A mistake that parents can frequently make is to make the assumption that just because they are the parents they will be respected. But respect doesn’t work that way. As soon as we demand respect we’ve lost the very thing we are demanding. True respect is earned. And perhaps in no relationship more than the parent/child relationship, is respect the catalyst for influence. This process, repeated over and over, even when it’s hard, will ultimately earn the respect to influence your children toward less violence and more wisdom as they manage their hard and heavy feelings.
But my child won’t follow the Earned Respect Process!
We get it! The truth is that no child will follow exactly this sequence. What we teach at Connected Families is to control the things you can control. And you can’t control your child. When things inevitably break down, keep your focus on Connection. Most kids will not stay out of control for very long. In those moments, if you can find a way to be present, connected, protective, and patient, your child will notice. Then, in the calm after the storm, you can keep working on what Coach to Solve might look like next time.
(Note: If a child consistently is unable to self-manage and often becomes violent, we advise getting some professional help from your pediatrician, school counselors, Occupational Therapist, or special needs professionals.)
A final word regarding your child’s violent outbursts
Remember: Your intervention during your child’s violent outburst can be a holy moment if you have an open heart and eyes to see.
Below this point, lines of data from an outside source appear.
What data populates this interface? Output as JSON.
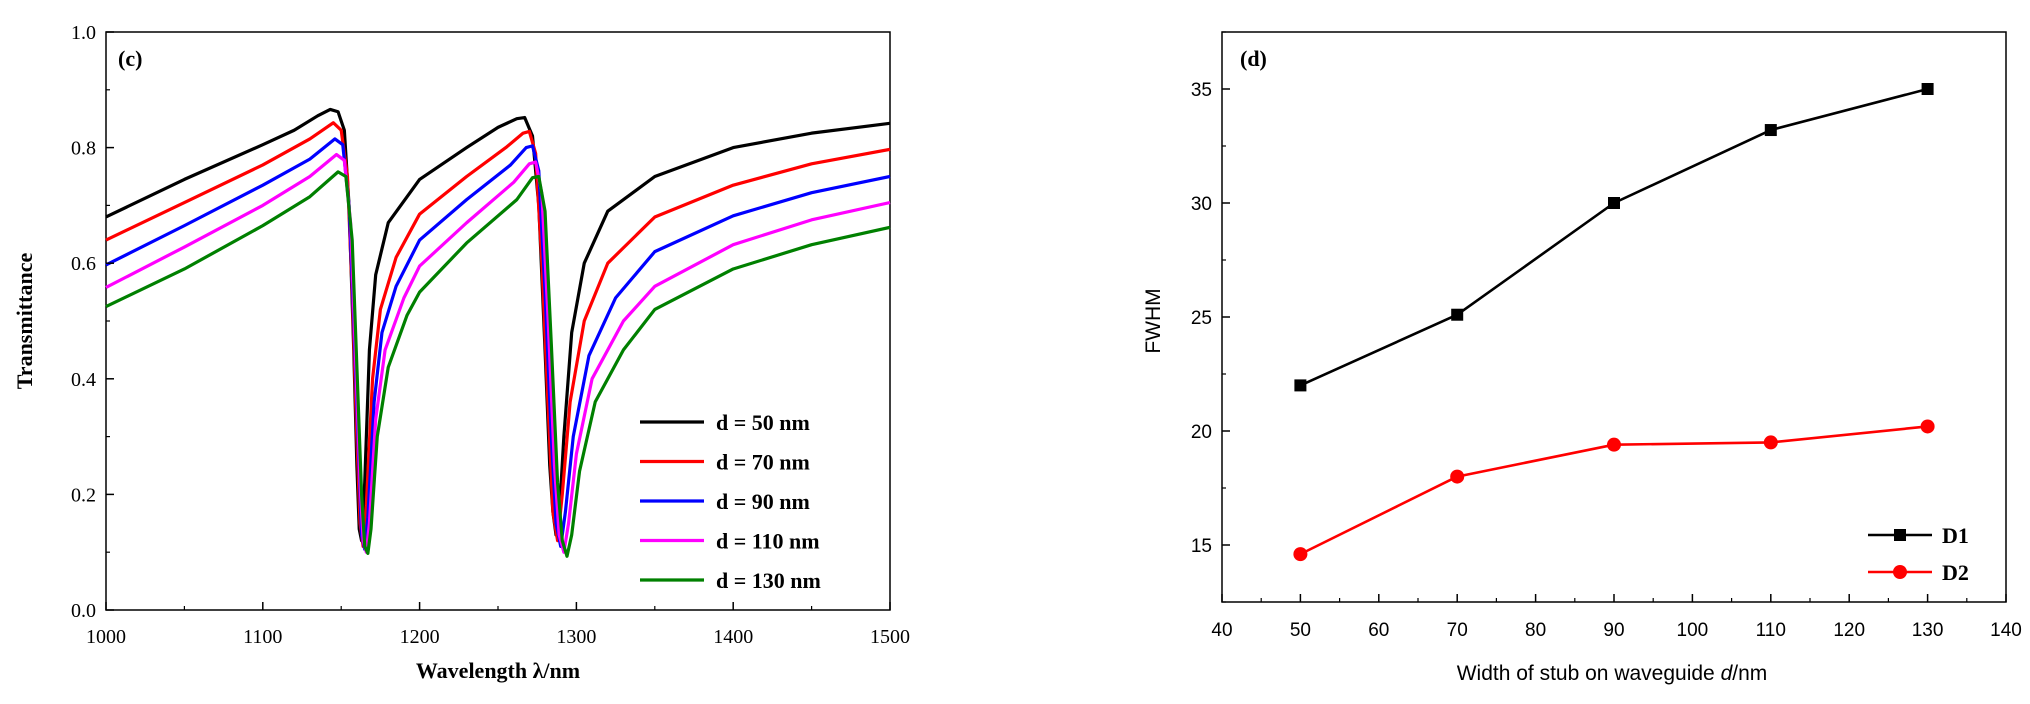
{
  "chart_data": [
    {
      "type": "line",
      "panel_label": "(c)",
      "title": "",
      "xlabel": "Wavelength λ/nm",
      "ylabel": "Transmittance",
      "xlim": [
        1000,
        1500
      ],
      "ylim": [
        0.0,
        1.0
      ],
      "xticks": [
        "1000",
        "1100",
        "1200",
        "1300",
        "1400",
        "1500"
      ],
      "yticks": [
        "0.0",
        "0.2",
        "0.4",
        "0.6",
        "0.8",
        "1.0"
      ],
      "legend_position": "bottom-right",
      "series": [
        {
          "name": "d = 50 nm",
          "color": "#000000",
          "points": [
            [
              1000,
              0.68
            ],
            [
              1050,
              0.745
            ],
            [
              1100,
              0.805
            ],
            [
              1120,
              0.83
            ],
            [
              1135,
              0.855
            ],
            [
              1143,
              0.866
            ],
            [
              1148,
              0.862
            ],
            [
              1152,
              0.83
            ],
            [
              1155,
              0.7
            ],
            [
              1158,
              0.45
            ],
            [
              1160,
              0.25
            ],
            [
              1161.5,
              0.14
            ],
            [
              1163,
              0.12
            ],
            [
              1165,
              0.22
            ],
            [
              1168,
              0.45
            ],
            [
              1172,
              0.58
            ],
            [
              1180,
              0.67
            ],
            [
              1200,
              0.745
            ],
            [
              1230,
              0.8
            ],
            [
              1250,
              0.835
            ],
            [
              1262,
              0.85
            ],
            [
              1267,
              0.852
            ],
            [
              1272,
              0.82
            ],
            [
              1276,
              0.7
            ],
            [
              1280,
              0.45
            ],
            [
              1283,
              0.25
            ],
            [
              1285,
              0.17
            ],
            [
              1287,
              0.13
            ],
            [
              1289,
              0.16
            ],
            [
              1292,
              0.3
            ],
            [
              1297,
              0.48
            ],
            [
              1305,
              0.6
            ],
            [
              1320,
              0.69
            ],
            [
              1350,
              0.75
            ],
            [
              1400,
              0.8
            ],
            [
              1450,
              0.825
            ],
            [
              1500,
              0.842
            ]
          ]
        },
        {
          "name": "d = 70 nm",
          "color": "#ff0000",
          "points": [
            [
              1000,
              0.64
            ],
            [
              1050,
              0.705
            ],
            [
              1100,
              0.77
            ],
            [
              1130,
              0.815
            ],
            [
              1145,
              0.843
            ],
            [
              1150,
              0.83
            ],
            [
              1154,
              0.75
            ],
            [
              1157,
              0.55
            ],
            [
              1160,
              0.3
            ],
            [
              1162,
              0.15
            ],
            [
              1164,
              0.11
            ],
            [
              1166,
              0.18
            ],
            [
              1170,
              0.4
            ],
            [
              1175,
              0.52
            ],
            [
              1185,
              0.61
            ],
            [
              1200,
              0.685
            ],
            [
              1230,
              0.75
            ],
            [
              1255,
              0.8
            ],
            [
              1266,
              0.825
            ],
            [
              1270,
              0.828
            ],
            [
              1274,
              0.79
            ],
            [
              1278,
              0.6
            ],
            [
              1282,
              0.35
            ],
            [
              1285,
              0.17
            ],
            [
              1288,
              0.12
            ],
            [
              1291,
              0.2
            ],
            [
              1296,
              0.36
            ],
            [
              1305,
              0.5
            ],
            [
              1320,
              0.6
            ],
            [
              1350,
              0.68
            ],
            [
              1400,
              0.735
            ],
            [
              1450,
              0.772
            ],
            [
              1500,
              0.797
            ]
          ]
        },
        {
          "name": "d = 90 nm",
          "color": "#0000ff",
          "points": [
            [
              1000,
              0.597
            ],
            [
              1050,
              0.665
            ],
            [
              1100,
              0.735
            ],
            [
              1130,
              0.78
            ],
            [
              1146,
              0.815
            ],
            [
              1151,
              0.805
            ],
            [
              1155,
              0.7
            ],
            [
              1158,
              0.5
            ],
            [
              1161,
              0.27
            ],
            [
              1163,
              0.13
            ],
            [
              1165,
              0.105
            ],
            [
              1167,
              0.16
            ],
            [
              1171,
              0.36
            ],
            [
              1176,
              0.48
            ],
            [
              1185,
              0.56
            ],
            [
              1200,
              0.64
            ],
            [
              1230,
              0.71
            ],
            [
              1258,
              0.77
            ],
            [
              1268,
              0.8
            ],
            [
              1272,
              0.803
            ],
            [
              1276,
              0.76
            ],
            [
              1280,
              0.55
            ],
            [
              1284,
              0.3
            ],
            [
              1287,
              0.15
            ],
            [
              1290,
              0.11
            ],
            [
              1293,
              0.17
            ],
            [
              1298,
              0.3
            ],
            [
              1308,
              0.44
            ],
            [
              1325,
              0.54
            ],
            [
              1350,
              0.62
            ],
            [
              1400,
              0.682
            ],
            [
              1450,
              0.722
            ],
            [
              1500,
              0.75
            ]
          ]
        },
        {
          "name": "d = 110 nm",
          "color": "#ff00ff",
          "points": [
            [
              1000,
              0.558
            ],
            [
              1050,
              0.628
            ],
            [
              1100,
              0.7
            ],
            [
              1130,
              0.75
            ],
            [
              1147,
              0.788
            ],
            [
              1152,
              0.778
            ],
            [
              1156,
              0.67
            ],
            [
              1159,
              0.45
            ],
            [
              1162,
              0.22
            ],
            [
              1164,
              0.12
            ],
            [
              1166,
              0.1
            ],
            [
              1168,
              0.15
            ],
            [
              1172,
              0.33
            ],
            [
              1178,
              0.45
            ],
            [
              1190,
              0.54
            ],
            [
              1200,
              0.595
            ],
            [
              1230,
              0.67
            ],
            [
              1260,
              0.74
            ],
            [
              1270,
              0.772
            ],
            [
              1274,
              0.775
            ],
            [
              1278,
              0.72
            ],
            [
              1282,
              0.5
            ],
            [
              1286,
              0.25
            ],
            [
              1289,
              0.13
            ],
            [
              1292,
              0.1
            ],
            [
              1295,
              0.15
            ],
            [
              1300,
              0.27
            ],
            [
              1310,
              0.4
            ],
            [
              1330,
              0.5
            ],
            [
              1350,
              0.56
            ],
            [
              1400,
              0.632
            ],
            [
              1450,
              0.675
            ],
            [
              1500,
              0.705
            ]
          ]
        },
        {
          "name": "d = 130 nm",
          "color": "#008000",
          "points": [
            [
              1000,
              0.525
            ],
            [
              1050,
              0.59
            ],
            [
              1100,
              0.665
            ],
            [
              1130,
              0.715
            ],
            [
              1148,
              0.758
            ],
            [
              1153,
              0.75
            ],
            [
              1157,
              0.64
            ],
            [
              1160,
              0.42
            ],
            [
              1163,
              0.2
            ],
            [
              1165,
              0.11
            ],
            [
              1167,
              0.098
            ],
            [
              1169,
              0.14
            ],
            [
              1173,
              0.3
            ],
            [
              1180,
              0.42
            ],
            [
              1192,
              0.51
            ],
            [
              1200,
              0.55
            ],
            [
              1230,
              0.635
            ],
            [
              1262,
              0.71
            ],
            [
              1272,
              0.748
            ],
            [
              1276,
              0.75
            ],
            [
              1280,
              0.69
            ],
            [
              1284,
              0.46
            ],
            [
              1288,
              0.22
            ],
            [
              1291,
              0.12
            ],
            [
              1294,
              0.093
            ],
            [
              1297,
              0.13
            ],
            [
              1302,
              0.24
            ],
            [
              1312,
              0.36
            ],
            [
              1330,
              0.45
            ],
            [
              1350,
              0.52
            ],
            [
              1400,
              0.59
            ],
            [
              1450,
              0.632
            ],
            [
              1500,
              0.662
            ]
          ]
        }
      ]
    },
    {
      "type": "line",
      "panel_label": "(d)",
      "title": "",
      "xlabel": "Width of stub on waveguide ",
      "xlabel_italic": "d",
      "xlabel_suffix": "/nm",
      "ylabel": "FWHM",
      "xlim": [
        40,
        140
      ],
      "ylim": [
        12.5,
        37.5
      ],
      "xticks": [
        "40",
        "50",
        "60",
        "70",
        "80",
        "90",
        "100",
        "110",
        "120",
        "130",
        "140"
      ],
      "yticks": [
        "15",
        "20",
        "25",
        "30",
        "35"
      ],
      "legend_position": "bottom-right",
      "series": [
        {
          "name": "D1",
          "color": "#000000",
          "marker": "square",
          "x": [
            50,
            70,
            90,
            110,
            130
          ],
          "y": [
            22.0,
            25.1,
            30.0,
            33.2,
            35.0
          ]
        },
        {
          "name": "D2",
          "color": "#ff0000",
          "marker": "circle",
          "x": [
            50,
            70,
            90,
            110,
            130
          ],
          "y": [
            14.6,
            18.0,
            19.4,
            19.5,
            20.2
          ]
        }
      ]
    }
  ]
}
God is as present in these moments as in the most reverent moments at church. Through the power of the Holy Spirit, there really is an inner voice, a “Helper” that Jesus gives to us. Not just for quiet moments during prayer but now. The things you’ve learned about God’s grace and truth can come to you in these moments. So unless the danger of violence is immediate, take a breath and wait. The more attentive you are to this Presence, the more the Spirit can guide you.